With it, one can look at the test result and interpret the result accordingly, but it is all based on assumptions and estimates!

Then there are issues about the time of the test and possible time of infection… the values of $a$ and $b$ may change for a specific test if it is “too early” or “too late” to test. Estimates have to be made everywhere…

Desmos Applets again!

Ok, so I think this covers all that was needed to understand what went into generating the desmos plots to figure out the chances that a covid-19 tests results are true or false.

Here they are again. So many moving parts that it is hard to understand what is going on! Try thinking of a specific case you have gone through, and figure out what it would say in that case.
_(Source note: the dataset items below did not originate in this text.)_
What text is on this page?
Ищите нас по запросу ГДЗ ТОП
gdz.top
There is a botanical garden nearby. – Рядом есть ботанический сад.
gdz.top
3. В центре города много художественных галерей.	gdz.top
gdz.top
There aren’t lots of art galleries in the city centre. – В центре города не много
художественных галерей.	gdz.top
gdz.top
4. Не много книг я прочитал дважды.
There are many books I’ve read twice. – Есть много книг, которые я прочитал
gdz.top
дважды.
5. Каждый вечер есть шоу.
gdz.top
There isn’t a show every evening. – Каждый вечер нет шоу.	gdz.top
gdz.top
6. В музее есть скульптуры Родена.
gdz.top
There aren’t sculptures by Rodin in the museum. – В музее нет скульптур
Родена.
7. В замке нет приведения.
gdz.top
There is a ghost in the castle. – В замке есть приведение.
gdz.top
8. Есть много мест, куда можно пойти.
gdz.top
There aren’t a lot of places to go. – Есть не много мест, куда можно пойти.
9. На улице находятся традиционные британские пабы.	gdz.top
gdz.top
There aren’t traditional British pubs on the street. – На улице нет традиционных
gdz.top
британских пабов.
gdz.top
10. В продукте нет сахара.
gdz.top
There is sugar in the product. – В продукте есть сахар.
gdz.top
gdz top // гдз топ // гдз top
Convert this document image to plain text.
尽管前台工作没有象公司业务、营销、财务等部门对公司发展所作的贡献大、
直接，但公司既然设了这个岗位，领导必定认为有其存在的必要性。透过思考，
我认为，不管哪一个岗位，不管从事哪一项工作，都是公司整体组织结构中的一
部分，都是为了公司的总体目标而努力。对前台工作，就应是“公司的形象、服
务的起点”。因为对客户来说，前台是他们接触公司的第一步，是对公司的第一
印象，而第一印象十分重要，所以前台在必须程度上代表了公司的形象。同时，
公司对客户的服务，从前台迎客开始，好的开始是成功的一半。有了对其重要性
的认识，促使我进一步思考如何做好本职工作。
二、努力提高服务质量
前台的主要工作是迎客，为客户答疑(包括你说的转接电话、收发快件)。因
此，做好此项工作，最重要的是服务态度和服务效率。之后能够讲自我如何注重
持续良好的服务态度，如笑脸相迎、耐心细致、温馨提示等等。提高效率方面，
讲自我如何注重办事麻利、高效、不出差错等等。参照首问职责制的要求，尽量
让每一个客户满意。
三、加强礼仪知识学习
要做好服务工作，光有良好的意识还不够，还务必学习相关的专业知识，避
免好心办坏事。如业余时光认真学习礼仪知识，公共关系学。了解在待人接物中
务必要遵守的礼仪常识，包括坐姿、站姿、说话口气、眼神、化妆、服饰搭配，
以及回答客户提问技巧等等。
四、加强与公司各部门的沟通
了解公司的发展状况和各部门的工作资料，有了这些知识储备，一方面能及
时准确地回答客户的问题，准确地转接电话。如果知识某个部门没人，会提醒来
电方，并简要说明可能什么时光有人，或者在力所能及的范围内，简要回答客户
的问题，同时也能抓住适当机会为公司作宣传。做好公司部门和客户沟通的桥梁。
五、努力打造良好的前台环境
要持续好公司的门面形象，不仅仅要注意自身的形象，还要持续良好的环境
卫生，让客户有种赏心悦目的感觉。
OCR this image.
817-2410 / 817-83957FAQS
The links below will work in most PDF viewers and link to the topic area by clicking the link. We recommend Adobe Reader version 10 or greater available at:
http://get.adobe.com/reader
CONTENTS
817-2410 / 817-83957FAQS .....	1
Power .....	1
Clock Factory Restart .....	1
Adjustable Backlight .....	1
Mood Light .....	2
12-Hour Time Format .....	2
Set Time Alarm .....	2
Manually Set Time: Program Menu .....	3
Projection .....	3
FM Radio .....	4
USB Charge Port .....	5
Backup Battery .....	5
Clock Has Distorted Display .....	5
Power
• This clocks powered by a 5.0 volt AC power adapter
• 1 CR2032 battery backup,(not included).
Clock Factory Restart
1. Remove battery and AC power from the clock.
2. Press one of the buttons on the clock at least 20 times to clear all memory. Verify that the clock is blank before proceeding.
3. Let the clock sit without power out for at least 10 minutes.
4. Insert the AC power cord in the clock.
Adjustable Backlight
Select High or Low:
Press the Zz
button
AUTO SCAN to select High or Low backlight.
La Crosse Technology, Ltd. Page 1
Also consider opening the appled in full size by following this link.

What to take from all of this?

• The chances that Covid-19 tests results are true or false depend on:
  • the initial chance of infection $p$ (pre-test chance of infection), and this chance depends both on the moment of time and particular person.
  • the Sensitivity and Specificity of the test.
• Sensitivity and Specificity are conditional probability “quality” parameters for a Covid-19 test that are independent of the population that is being tested.
• Then Sensitivity and Specificity, however, are not completely constant, and may be different if it is “too early” or “too late” to test.
• The chances that Covid-19 tests results are true or false are different if the test results are positive or negative! Maybe this is one of the most important things to take home!